Ok, I don't even have a real reason. I just don't want to do it anymore.
I'm a quitter.
Not really, though. I rarely quit things in life because I have a huge conscience and I just feel terribly guilty.
But my motivation for running has completely gone out the door.
I feel like such a loser, but I am going to focus on the positive.
I ran 5 miles! I never thought I that I could do it, but I did. That's a huge accomplishment for me. The thing is, I am not in love with running and I never have been, however, I do love the feeling of setting out with a goal in mind and then accomplishing it. That is what running has been for me.

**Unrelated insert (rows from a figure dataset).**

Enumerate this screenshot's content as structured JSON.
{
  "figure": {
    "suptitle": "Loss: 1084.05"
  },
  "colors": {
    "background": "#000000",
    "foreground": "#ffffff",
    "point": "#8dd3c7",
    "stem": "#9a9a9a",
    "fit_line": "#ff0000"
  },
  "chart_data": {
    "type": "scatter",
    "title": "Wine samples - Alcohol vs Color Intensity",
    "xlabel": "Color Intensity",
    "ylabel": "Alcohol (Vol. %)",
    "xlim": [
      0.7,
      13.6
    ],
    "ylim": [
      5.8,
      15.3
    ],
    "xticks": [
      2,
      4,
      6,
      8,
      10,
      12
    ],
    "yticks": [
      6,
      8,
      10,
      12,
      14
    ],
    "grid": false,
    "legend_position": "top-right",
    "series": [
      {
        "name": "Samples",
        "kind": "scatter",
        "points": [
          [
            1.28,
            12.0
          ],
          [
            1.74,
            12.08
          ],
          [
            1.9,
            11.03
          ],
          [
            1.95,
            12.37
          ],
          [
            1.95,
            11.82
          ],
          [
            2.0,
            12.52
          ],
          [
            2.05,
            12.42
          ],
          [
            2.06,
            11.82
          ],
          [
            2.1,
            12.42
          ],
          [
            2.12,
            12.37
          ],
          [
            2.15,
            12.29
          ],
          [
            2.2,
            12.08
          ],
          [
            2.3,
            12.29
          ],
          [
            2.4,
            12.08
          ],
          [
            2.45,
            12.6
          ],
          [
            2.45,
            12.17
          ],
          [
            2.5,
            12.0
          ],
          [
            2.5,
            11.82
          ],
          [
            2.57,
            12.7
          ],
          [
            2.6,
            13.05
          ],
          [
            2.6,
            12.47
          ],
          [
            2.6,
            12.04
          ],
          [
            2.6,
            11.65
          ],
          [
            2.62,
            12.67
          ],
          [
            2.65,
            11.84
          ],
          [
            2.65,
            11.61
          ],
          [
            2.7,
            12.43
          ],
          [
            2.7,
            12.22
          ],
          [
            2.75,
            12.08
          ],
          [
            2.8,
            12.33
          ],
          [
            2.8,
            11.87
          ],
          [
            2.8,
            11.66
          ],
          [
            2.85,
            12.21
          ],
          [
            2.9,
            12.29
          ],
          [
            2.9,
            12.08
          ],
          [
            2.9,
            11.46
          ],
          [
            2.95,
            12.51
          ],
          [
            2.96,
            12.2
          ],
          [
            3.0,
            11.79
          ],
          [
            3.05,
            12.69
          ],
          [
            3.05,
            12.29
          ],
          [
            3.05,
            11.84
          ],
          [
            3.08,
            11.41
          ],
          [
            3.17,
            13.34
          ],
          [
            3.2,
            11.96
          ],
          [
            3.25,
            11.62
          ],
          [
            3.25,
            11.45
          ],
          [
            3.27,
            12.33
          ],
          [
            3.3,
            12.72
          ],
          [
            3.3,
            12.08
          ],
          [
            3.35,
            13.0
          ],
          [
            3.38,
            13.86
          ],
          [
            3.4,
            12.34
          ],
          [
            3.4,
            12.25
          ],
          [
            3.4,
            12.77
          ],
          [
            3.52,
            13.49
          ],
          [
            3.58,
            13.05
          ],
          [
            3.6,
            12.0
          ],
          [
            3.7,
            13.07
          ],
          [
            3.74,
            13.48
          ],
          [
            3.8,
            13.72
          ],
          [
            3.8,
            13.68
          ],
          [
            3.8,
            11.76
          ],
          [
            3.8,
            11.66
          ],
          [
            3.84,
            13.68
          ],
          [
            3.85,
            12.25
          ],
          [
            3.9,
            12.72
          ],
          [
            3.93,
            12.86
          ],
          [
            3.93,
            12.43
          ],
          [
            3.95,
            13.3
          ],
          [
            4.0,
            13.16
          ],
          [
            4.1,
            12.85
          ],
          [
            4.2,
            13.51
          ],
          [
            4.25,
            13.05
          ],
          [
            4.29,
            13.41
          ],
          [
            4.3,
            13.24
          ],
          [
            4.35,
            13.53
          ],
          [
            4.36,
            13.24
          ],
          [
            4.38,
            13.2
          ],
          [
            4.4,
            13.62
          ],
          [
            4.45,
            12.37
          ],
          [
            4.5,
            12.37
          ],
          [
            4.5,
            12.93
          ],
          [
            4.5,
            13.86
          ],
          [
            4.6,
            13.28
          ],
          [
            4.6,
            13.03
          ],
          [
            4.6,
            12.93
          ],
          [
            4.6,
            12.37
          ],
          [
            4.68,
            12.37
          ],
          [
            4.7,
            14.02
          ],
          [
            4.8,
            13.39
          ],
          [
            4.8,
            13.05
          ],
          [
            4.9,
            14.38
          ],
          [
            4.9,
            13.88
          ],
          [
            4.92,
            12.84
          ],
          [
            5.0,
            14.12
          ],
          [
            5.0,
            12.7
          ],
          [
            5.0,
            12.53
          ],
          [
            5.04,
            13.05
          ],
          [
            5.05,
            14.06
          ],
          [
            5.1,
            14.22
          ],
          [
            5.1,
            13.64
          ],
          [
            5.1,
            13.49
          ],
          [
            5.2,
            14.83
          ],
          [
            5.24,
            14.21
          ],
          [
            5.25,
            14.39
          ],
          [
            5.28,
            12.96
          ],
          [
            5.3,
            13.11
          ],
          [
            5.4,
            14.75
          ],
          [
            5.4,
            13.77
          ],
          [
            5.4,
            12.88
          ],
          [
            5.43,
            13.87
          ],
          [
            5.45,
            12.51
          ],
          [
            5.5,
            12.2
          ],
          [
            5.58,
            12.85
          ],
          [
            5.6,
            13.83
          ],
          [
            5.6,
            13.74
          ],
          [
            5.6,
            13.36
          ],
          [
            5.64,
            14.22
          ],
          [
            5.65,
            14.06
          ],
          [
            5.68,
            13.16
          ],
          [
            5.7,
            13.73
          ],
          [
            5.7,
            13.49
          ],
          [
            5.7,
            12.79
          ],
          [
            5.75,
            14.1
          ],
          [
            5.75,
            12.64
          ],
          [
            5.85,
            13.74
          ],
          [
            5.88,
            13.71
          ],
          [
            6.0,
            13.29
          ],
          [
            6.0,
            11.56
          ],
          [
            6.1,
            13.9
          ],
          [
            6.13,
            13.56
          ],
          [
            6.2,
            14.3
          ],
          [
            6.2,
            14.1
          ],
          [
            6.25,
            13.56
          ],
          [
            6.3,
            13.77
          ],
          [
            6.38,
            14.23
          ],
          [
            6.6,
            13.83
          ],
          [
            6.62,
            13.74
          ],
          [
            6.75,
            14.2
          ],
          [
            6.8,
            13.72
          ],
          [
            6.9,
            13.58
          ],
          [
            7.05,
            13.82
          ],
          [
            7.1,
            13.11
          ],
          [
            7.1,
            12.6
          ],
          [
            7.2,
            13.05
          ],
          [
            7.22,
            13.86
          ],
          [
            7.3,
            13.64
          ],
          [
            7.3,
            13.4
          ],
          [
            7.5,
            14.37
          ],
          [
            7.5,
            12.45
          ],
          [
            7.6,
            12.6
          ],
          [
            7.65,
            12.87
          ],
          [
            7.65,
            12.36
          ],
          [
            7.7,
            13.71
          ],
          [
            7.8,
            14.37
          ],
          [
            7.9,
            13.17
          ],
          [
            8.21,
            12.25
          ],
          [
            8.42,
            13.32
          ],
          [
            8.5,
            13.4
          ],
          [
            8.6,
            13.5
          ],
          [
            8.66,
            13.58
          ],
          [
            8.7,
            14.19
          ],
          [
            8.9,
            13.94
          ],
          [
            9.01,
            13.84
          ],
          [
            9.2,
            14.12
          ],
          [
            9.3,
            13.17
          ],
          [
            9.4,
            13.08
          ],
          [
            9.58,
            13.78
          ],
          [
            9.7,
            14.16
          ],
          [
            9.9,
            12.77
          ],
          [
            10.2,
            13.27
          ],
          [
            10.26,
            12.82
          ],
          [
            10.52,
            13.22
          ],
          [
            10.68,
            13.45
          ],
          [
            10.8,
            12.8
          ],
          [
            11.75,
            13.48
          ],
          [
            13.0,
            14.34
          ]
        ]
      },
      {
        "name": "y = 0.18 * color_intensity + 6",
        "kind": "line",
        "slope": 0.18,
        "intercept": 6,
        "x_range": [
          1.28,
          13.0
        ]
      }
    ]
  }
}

But lately, I feel like the idea of training for anything is just too much for me to handle. I am way too overwhelmed. Perhaps it's the pressure of a training plan, which usually keeps me in check. Or the thought of a half marathon at the end. I don't want to say it feels daunting because I do know that I CAN DO IT. That isn't the point.
It's a matter of wanting to do it, and only doing things in life that you want to be doing.
I don't know. I just don't know. I think I need to focus on just overall health and wellness. In addition, semester 2 starts soon and I am going to be swamped with work full time, and school part-time.
I feel almost sorry if I am letting people down, but I don't even feel like I am letting myself down because I feel like I know what's right for me at this time.
I feel like I have missed too many runs at this point to adequately be ready to run 13.1 miles. And if I am going to run 13.1 miles, I want to be trained the right way.
Perhaps I will keep running, but just for myself, not for a training plan. I feel like I cannot compete with all of these running blogs, and they put too much pressure on me. I know that running is just supposed to be about yourself and your own accomplishments, but the pressure for me is just overwhelming.